Элеонора кивнула, взяла Макбрайда за руку и не без кокетства спросила:
— Полковник, а мне можно вставить хоть словечко?
— Конечно! Неужели я все время болтаю? Это от одиночества! — искренне огорчился он.
— У вас великолепная память… — начала миссис Уайтлоу.
— Разве это вопрос? — перебил полковник и предложил Элеоноре конфету.
— Вы помните Окинаву?
— Прекрасно, — дожевывая конфету, подтвердил он.
— У меня есть один знакомый, Уиллер, он врач и… Полковник свернул фантик, положил на ладонь и щелчком послал в изящную урну, обшитую деревянными панелями с гравюрами.
— Уиллер! Еще бы, прекрасно помню. Капитан Уиллер. Я сам отобрал их для выполнения особо важного задания. Отобрал всех троих: Уиллера, Байдена и Гурвица.
— Вы помните их в лицо? — Элеонора придвинулась ближе к полковнику.
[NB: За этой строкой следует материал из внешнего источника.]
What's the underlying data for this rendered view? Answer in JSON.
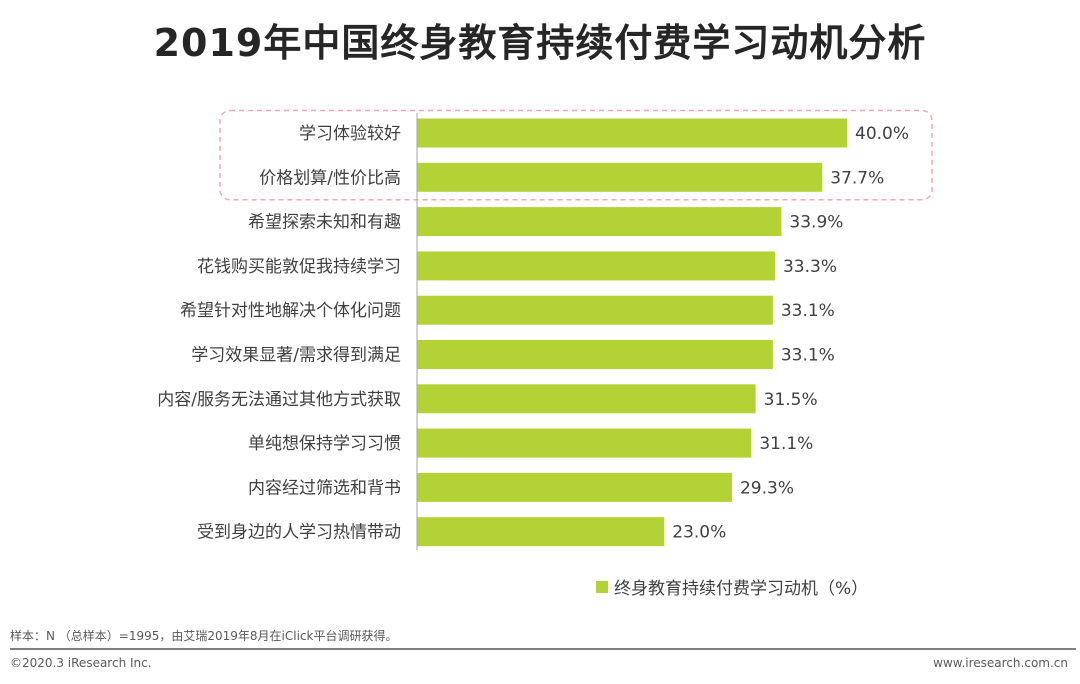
{
  "title": "2019年中国终身教育持续付费学习动机分析",
  "chart_data": {
    "type": "bar",
    "orientation": "horizontal",
    "title": "2019年中国终身教育持续付费学习动机分析",
    "categories": [
      "学习体验较好",
      "价格划算/性价比高",
      "希望探索未知和有趣",
      "花钱购买能敦促我持续学习",
      "希望针对性地解决个体化问题",
      "学习效果显著/需求得到满足",
      "内容/服务无法通过其他方式获取",
      "单纯想保持学习习惯",
      "内容经过筛选和背书",
      "受到身边的人学习热情带动"
    ],
    "values": [
      40.0,
      37.7,
      33.9,
      33.3,
      33.1,
      33.1,
      31.5,
      31.1,
      29.3,
      23.0
    ],
    "value_labels": [
      "40.0%",
      "37.7%",
      "33.9%",
      "33.3%",
      "33.1%",
      "33.1%",
      "31.5%",
      "31.1%",
      "29.3%",
      "23.0%"
    ],
    "xlim": [
      0,
      40
    ],
    "highlighted_top_n": 2,
    "series_name": "终身教育持续付费学习动机（%）",
    "bar_color": "#b2d235",
    "highlight_color": "#f4a6b4"
  },
  "legend": {
    "label": "终身教育持续付费学习动机（%）"
  },
  "note": "样本：N （总样本）=1995，由艾瑞2019年8月在iClick平台调研获得。",
  "footer": {
    "copyright": "©2020.3 iResearch Inc.",
    "website": "www.iresearch.com.cn"
  }
}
— Как будто это было вчера. Уиллер — этакий полуари-стократ с виду, неразговорчивый, с лошадиным лицом и большим красным родимым пятном на щеке. Да! Он заменил Моуди, тот оказался слишком интеллигентен для этого
дела. К тому же Моуди-старший был близок к влиятельным кругам конгрессмен… Байден — увалень, лицо я плохо запомнил, ничем не выразительное лицо: обычное с обычными чертами. Помню только, он потел все время. Волновался перед начальством. Третий коротышка…
«Неужели они? Конечно. Полковник описывает их как с натуры. Красное пятно. Толстый все время потеет. Коротышка. Зачем они сменили фамилии? Моуди — не сменил. Но он и не участвовал. А почему не показывали, что знают друг друга с войны? Какова их роль в деле Лоу?»
— …лысый коротышка. Помню, я еще пожалел его: такой молодой, а уже ни единого волоса. Как у меня сейчас вот тут, — он погладил себя от лба к затылку. — Но я-то, слава богу, не мальчик, пожил с шевелюрой.
— Простите, полковник, о какой миссии вы говорили? Какое особо важное задание?
Макбрайд отвернулся: из прекрасного его настроение стало всего лишь хорошим, а у него оно походило на хандру.
— Не помню. Все, что связано с их заданием, забыл. Дал себе команду и забыл.
— А вы не могли бы дать себе команду и вспомнить? — Элеонора поправила его жидкие волосы над воротником рубашки.
— Хитрюга, — настроение Макбрайда снова улучшилось, — как моя жена. Она прекрасно понимала: чего угодно можно добиться, если по-хорошему…
Он выпрямился, несколько раз облизал губы, в глазах зажегся лихорадочный блеск, быстро угас, и на миг Элеоноре показалось, что перед ней умный пожилой человек, без намека на безумие.